なんとなく、いいところをフランス人に持っていかれてしまったような印象も受けますが……。これも、イギリス人が産業革命で忙しかったからなのでしょうか。
国によって多種多様「ショートケーキ」
トリを飾るのは、日本でもおなじみ「ショートケーキ」です。
1588年のイギリスの料理本「English’s Cookbook」に掲載されているお菓子が、ショートケーキの原型であると言われています。
ただ、もともとは、現代のようなフワフワのスポンジケーキではなく、ビスケットのような硬めの生地が使われていたようです。
丸く焼いた生地を何枚か重ね、間にクリームやフルーツを挟んだもの。これが発展して世界中に広まったものと考えられています。
ショートケーキの「ショート」という言葉の語源についても、諸説あってはっきりしていません。
例えば、生地を作るのにもともとショートニング(shortening・食用油脂)を使っていたから、という説があります。
また、日持ちがしないから、短時間で作れるから、という意味を含めて「ショートタイム」という単語を用いたから、という説も。
さらに、イギリスに昔からある「ショートブレッド」というお菓子からきている説など。「short」には「サクサクした」「もろい」という意味もあるのだそうです。
古くから口伝えで伝わった物には、公的な資料に記されていないため名前の由来がわからないものがたくさんあります。料理のレシピや呼び方もしかりです。
ショートケーキも、長い間世界中の人に親しまれてきたからこそ名前の由来が諸説ある……ということなのかもしれません。

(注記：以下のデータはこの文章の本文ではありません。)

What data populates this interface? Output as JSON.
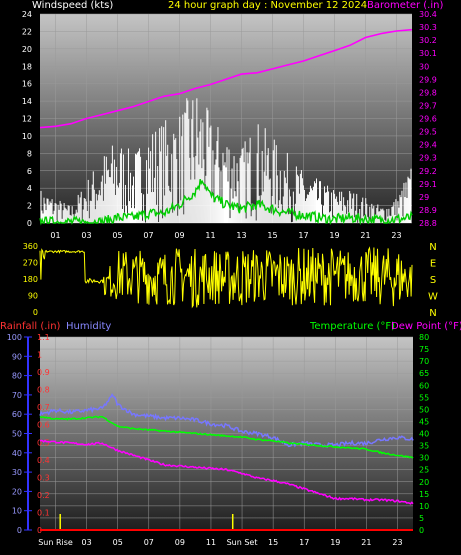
{
  "header": {
    "windspeed_label": "Windspeed (kts)",
    "title": "24 hour graph day : November 12 2024",
    "barometer_label": "Barometer (.in)"
  },
  "lower_header": {
    "rainfall_label": "Rainfall (.in)",
    "humidity_label": "Humidity",
    "temperature_label": "Temperature (°F)",
    "dewpoint_label": "Dew Point (°F)"
  },
  "colors": {
    "windspeed": "#ffffff",
    "wind_gust_avg": "#00cc00",
    "barometer": "#ff00ff",
    "wind_direction": "#ffff00",
    "rainfall": "#ff0000",
    "humidity": "#7777ff",
    "temperature": "#00ff00",
    "dewpoint": "#ff00ff",
    "title": "#ffff00"
  },
  "chart_data": [
    {
      "type": "line",
      "name": "wind-barometer",
      "x_ticks": [
        "01",
        "03",
        "05",
        "07",
        "09",
        "11",
        "13",
        "15",
        "17",
        "19",
        "21",
        "23"
      ],
      "y_left_ticks": [
        "0",
        "2",
        "4",
        "6",
        "8",
        "10",
        "12",
        "14",
        "16",
        "18",
        "20",
        "22",
        "24"
      ],
      "y_right_ticks": [
        "28.8",
        "28.9",
        "29",
        "29.1",
        "29.2",
        "29.3",
        "29.4",
        "29.5",
        "29.6",
        "29.7",
        "29.8",
        "29.9",
        "30",
        "30.1",
        "30.2",
        "30.3",
        "30.4"
      ],
      "ylim_left": [
        0,
        24
      ],
      "ylim_right": [
        28.8,
        30.4
      ],
      "xlim": [
        0,
        24
      ],
      "grid": true,
      "windspeed_envelope": {
        "x": [
          0,
          1,
          2,
          3,
          4,
          5,
          6,
          7,
          8,
          9,
          10,
          10.5,
          11,
          12,
          13,
          14,
          15,
          16,
          17,
          18,
          19,
          20,
          21,
          22,
          23,
          24
        ],
        "y": [
          4,
          3,
          2,
          5,
          8,
          10,
          8,
          11,
          12,
          13,
          16,
          15,
          12,
          11,
          9,
          12,
          10,
          8,
          6,
          5,
          4,
          4,
          3,
          2,
          3,
          7
        ]
      },
      "wind_avg": {
        "x": [
          0,
          2,
          4,
          5,
          6,
          7,
          8,
          9,
          10,
          10.5,
          11,
          12,
          13,
          14,
          15,
          16,
          17,
          18,
          19,
          20,
          21,
          22,
          23,
          24
        ],
        "y": [
          0,
          0,
          0,
          0.5,
          0.5,
          1,
          1,
          2,
          3.5,
          5,
          3,
          2,
          1.5,
          2,
          1.5,
          1,
          0.8,
          0.5,
          0.3,
          0.5,
          0.3,
          0.2,
          0.3,
          0.5
        ]
      },
      "barometer": {
        "x": [
          0,
          1,
          2,
          3,
          4,
          5,
          6,
          7,
          8,
          9,
          10,
          11,
          12,
          13,
          14,
          15,
          16,
          17,
          18,
          19,
          20,
          21,
          22,
          23,
          24
        ],
        "y": [
          29.53,
          29.54,
          29.56,
          29.6,
          29.63,
          29.66,
          29.69,
          29.73,
          29.77,
          29.79,
          29.83,
          29.86,
          29.9,
          29.94,
          29.95,
          29.98,
          30.01,
          30.04,
          30.08,
          30.12,
          30.16,
          30.22,
          30.25,
          30.27,
          30.28
        ]
      }
    },
    {
      "type": "line",
      "name": "wind-direction",
      "y_left_ticks": [
        "0",
        "90",
        "180",
        "270",
        "360"
      ],
      "y_right_ticks": [
        "N",
        "W",
        "S",
        "E",
        "N"
      ],
      "ylim": [
        0,
        360
      ],
      "xlim": [
        0,
        24
      ],
      "envelope": {
        "x": [
          0,
          0.5,
          1,
          2,
          3,
          3.5,
          4,
          5,
          6,
          7,
          8,
          9,
          10,
          11,
          12,
          13,
          14,
          15,
          16,
          17,
          18,
          19,
          20,
          21,
          22,
          23,
          24
        ],
        "hi": [
          350,
          340,
          340,
          340,
          200,
          180,
          180,
          340,
          350,
          340,
          340,
          360,
          350,
          360,
          340,
          360,
          350,
          360,
          340,
          360,
          350,
          360,
          340,
          360,
          350,
          360,
          300
        ],
        "lo": [
          100,
          300,
          300,
          300,
          180,
          120,
          90,
          60,
          50,
          40,
          30,
          40,
          20,
          40,
          30,
          20,
          50,
          30,
          40,
          30,
          40,
          30,
          50,
          40,
          30,
          20,
          60
        ]
      }
    },
    {
      "type": "line",
      "name": "rain-humidity-temperature",
      "x_ticks": [
        "Sun Rise",
        "03",
        "05",
        "07",
        "09",
        "11",
        "Sun Set",
        "15",
        "17",
        "19",
        "21",
        "23"
      ],
      "y_left_humidity_ticks": [
        "0",
        "10",
        "20",
        "30",
        "40",
        "50",
        "60",
        "70",
        "80",
        "90",
        "100"
      ],
      "y_left_rain_ticks": [
        "0",
        "0.1",
        "0.2",
        "0.3",
        "0.4",
        "0.5",
        "0.6",
        "0.7",
        "0.8",
        "0.9",
        "1",
        "1.1"
      ],
      "y_right_ticks": [
        "0",
        "5",
        "10",
        "15",
        "20",
        "25",
        "30",
        "35",
        "40",
        "45",
        "50",
        "55",
        "60",
        "65",
        "70",
        "75",
        "80"
      ],
      "ylim_humidity": [
        0,
        100
      ],
      "ylim_rain": [
        0,
        1.1
      ],
      "ylim_temp": [
        0,
        80
      ],
      "xlim": [
        0,
        24
      ],
      "grid": true,
      "sunrise_hour": 1.3,
      "sunset_hour": 12.4,
      "rainfall": {
        "x": [
          0,
          24
        ],
        "y": [
          0,
          0
        ]
      },
      "humidity": {
        "x": [
          0,
          1,
          2,
          3,
          4,
          4.7,
          5,
          6,
          7,
          8,
          9,
          10,
          11,
          12,
          13,
          14,
          15,
          16,
          17,
          18,
          19,
          20,
          21,
          22,
          23,
          24
        ],
        "y": [
          60,
          62,
          61,
          62,
          63,
          70,
          65,
          60,
          59,
          58,
          58,
          57,
          55,
          54,
          51,
          50,
          48,
          44,
          45,
          44,
          44,
          45,
          45,
          47,
          48,
          47
        ]
      },
      "temperature": {
        "x": [
          0,
          1,
          2,
          3,
          4,
          5,
          6,
          7,
          8,
          9,
          10,
          11,
          12,
          13,
          14,
          15,
          16,
          17,
          18,
          19,
          20,
          21,
          22,
          23,
          24
        ],
        "y": [
          47,
          46,
          46,
          46.5,
          47,
          43,
          42,
          41.5,
          41,
          40.5,
          40,
          39.5,
          39,
          38.5,
          37.5,
          37,
          36,
          35.5,
          35,
          34.5,
          34,
          33.5,
          32,
          31,
          30
        ]
      },
      "dewpoint": {
        "x": [
          0,
          1,
          2,
          3,
          4,
          5,
          6,
          7,
          8,
          9,
          10,
          11,
          12,
          13,
          14,
          15,
          16,
          17,
          18,
          19,
          20,
          21,
          22,
          23,
          24
        ],
        "y": [
          37,
          36.5,
          36,
          35.5,
          36,
          33,
          31,
          29,
          27,
          26.5,
          26,
          25.5,
          25,
          23.5,
          21.5,
          20.5,
          19,
          17,
          15,
          13,
          13,
          12.5,
          12.5,
          12,
          11
        ]
      }
    }
  ]
}
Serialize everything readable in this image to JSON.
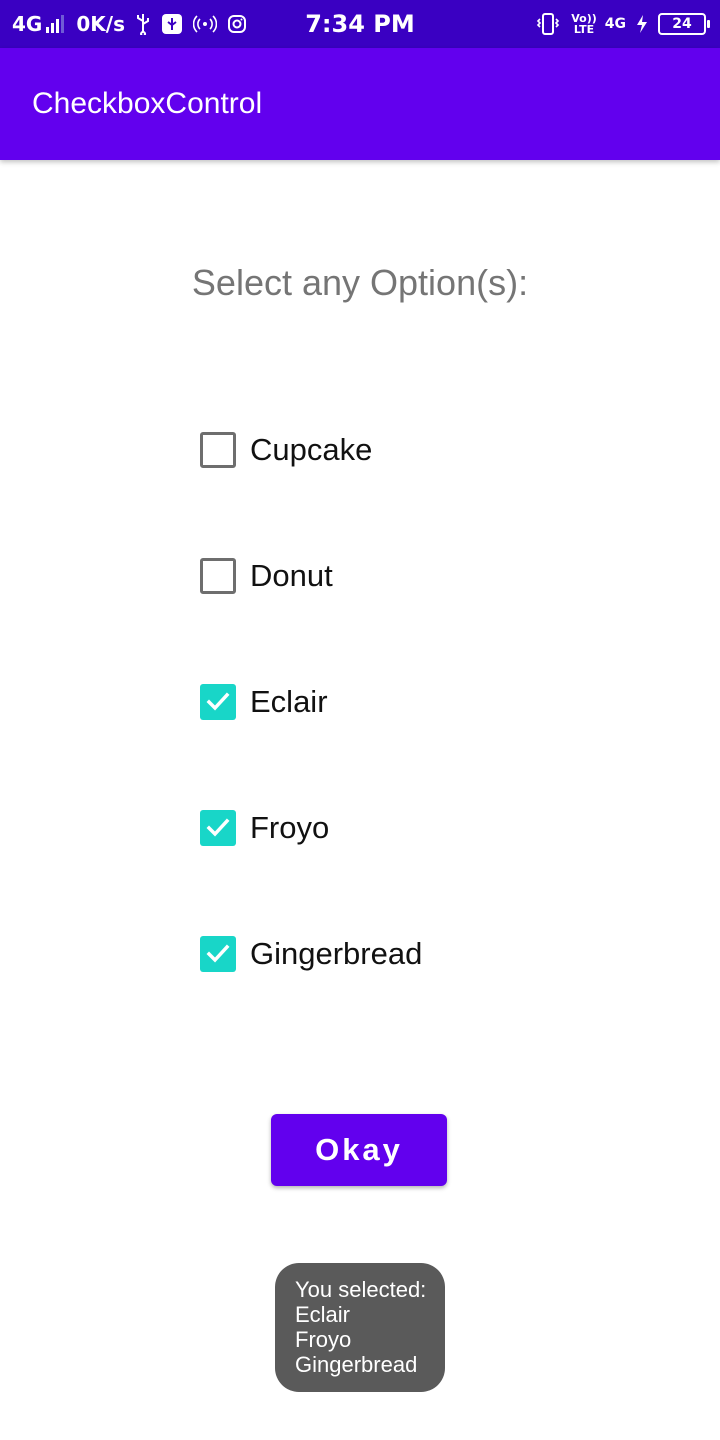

美味しいものは、食べるのに忙しくて、名前の由来なんて考えているヒマはありませんよね。
おいしそうな料理がずらり!意外といけそう「イギリスの食べ物」
image by iStockphoto
こうしてみると「あれもイギリス発祥なのか!」と思うほど日本人にもなじみの深い食べ物が多いことに気づかされます。フランスやイタリア料理のような華やかさはありませんが……。でも、決して「不味い」というわけではありません。逆に「イギリス料理?そうなんですよ、不味いんですよね~」と自らジョークにしてしまうような、イギリスの懐の広さを感じてしまいました。忙しい合間にちょっとブレイクしたくなる、イギリスの食べ物はそんな魅力にあふれています。